La jurisprudence francophone des Cours suprêmes


recherche avancée

31/03/2021 | FRANCE | N°19PA01315

France | France, Cour administrative d'appel de Paris, 7ème chambre, 31 mars 2021, 19PA01315


Vu la procédure suivante :

Procédure contentieuse antérieure :

Mme D... B... épouse A... a demandé au Tribunal administratif de la Polynésie française d'annuler, d'une part, les décisions du président de la Polynésie française du 5 juin 2018 lui infligeant la sanction disciplinaire de déplacement d'office, du 5 juillet 2018 l'affectant sur le poste de responsable administratif et financier du centre des métiers de la mer en exécution de cette sanction, et l'arrêté du président de la Polynésie française du 30 juillet 2018 constatant que ce déplacement d'office

a pris effet le 5 juillet 2018 au soir, et d'autre part l'avis du conseil de di...
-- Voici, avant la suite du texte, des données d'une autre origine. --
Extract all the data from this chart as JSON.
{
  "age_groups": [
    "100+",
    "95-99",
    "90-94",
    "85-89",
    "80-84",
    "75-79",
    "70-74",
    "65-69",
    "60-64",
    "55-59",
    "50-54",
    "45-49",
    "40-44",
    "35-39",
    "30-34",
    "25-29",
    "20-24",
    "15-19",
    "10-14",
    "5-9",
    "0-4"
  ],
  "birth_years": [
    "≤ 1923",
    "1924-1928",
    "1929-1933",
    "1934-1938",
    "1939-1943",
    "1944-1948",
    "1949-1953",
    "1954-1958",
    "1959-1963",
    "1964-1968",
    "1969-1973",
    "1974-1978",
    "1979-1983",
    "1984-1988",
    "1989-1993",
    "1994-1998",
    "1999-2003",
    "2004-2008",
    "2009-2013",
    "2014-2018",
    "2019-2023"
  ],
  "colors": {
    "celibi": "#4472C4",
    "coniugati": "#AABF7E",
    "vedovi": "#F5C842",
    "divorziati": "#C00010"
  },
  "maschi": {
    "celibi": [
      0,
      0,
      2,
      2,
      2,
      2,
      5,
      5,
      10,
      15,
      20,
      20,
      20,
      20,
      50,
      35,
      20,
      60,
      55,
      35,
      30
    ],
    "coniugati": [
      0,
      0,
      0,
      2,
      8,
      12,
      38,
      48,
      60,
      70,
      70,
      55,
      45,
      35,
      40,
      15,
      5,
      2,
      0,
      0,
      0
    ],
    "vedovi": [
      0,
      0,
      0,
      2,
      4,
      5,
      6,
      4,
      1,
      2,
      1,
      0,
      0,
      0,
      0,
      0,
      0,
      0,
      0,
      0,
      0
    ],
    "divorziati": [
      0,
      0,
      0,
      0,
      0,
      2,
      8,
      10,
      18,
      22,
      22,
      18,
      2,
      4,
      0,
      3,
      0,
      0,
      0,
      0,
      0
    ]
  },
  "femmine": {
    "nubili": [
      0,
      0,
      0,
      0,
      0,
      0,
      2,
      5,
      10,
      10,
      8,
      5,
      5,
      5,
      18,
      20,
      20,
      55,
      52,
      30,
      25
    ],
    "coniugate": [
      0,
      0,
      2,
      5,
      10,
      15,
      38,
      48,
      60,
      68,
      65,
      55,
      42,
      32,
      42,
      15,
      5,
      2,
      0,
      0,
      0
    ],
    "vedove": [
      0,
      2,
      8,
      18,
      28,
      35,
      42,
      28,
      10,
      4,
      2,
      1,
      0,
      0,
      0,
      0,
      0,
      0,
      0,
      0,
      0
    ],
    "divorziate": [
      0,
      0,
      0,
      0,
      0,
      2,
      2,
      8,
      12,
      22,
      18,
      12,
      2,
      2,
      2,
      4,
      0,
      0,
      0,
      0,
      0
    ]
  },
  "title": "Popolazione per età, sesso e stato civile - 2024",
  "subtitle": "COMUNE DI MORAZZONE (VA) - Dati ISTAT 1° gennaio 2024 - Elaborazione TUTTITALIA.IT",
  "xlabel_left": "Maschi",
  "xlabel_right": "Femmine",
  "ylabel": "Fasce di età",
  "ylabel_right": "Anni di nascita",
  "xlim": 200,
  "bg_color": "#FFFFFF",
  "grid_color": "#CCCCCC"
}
Vu la procédure suivante :

Procédure contentieuse antérieure :

Mme D... B... épouse A... a demandé au Tribunal administratif de la Polynésie française d'annuler, d'une part, les décisions du président de la Polynésie française du 5 juin 2018 lui infligeant la sanction disciplinaire de déplacement d'office, du 5 juillet 2018 l'affectant sur le poste de responsable administratif et financier du centre des métiers de la mer en exécution de cette sanction, et l'arrêté du président de la Polynésie française du 30 juillet 2018 constatant que ce déplacement d'office a pris effet le 5 juillet 2018 au soir, et d'autre part l'avis du conseil de discipline du 2 mai 2018.

Par un jugement no 1800252 du 19 février 2019, le Tribunal administratif de la Polynésie française a rejeté sa demande.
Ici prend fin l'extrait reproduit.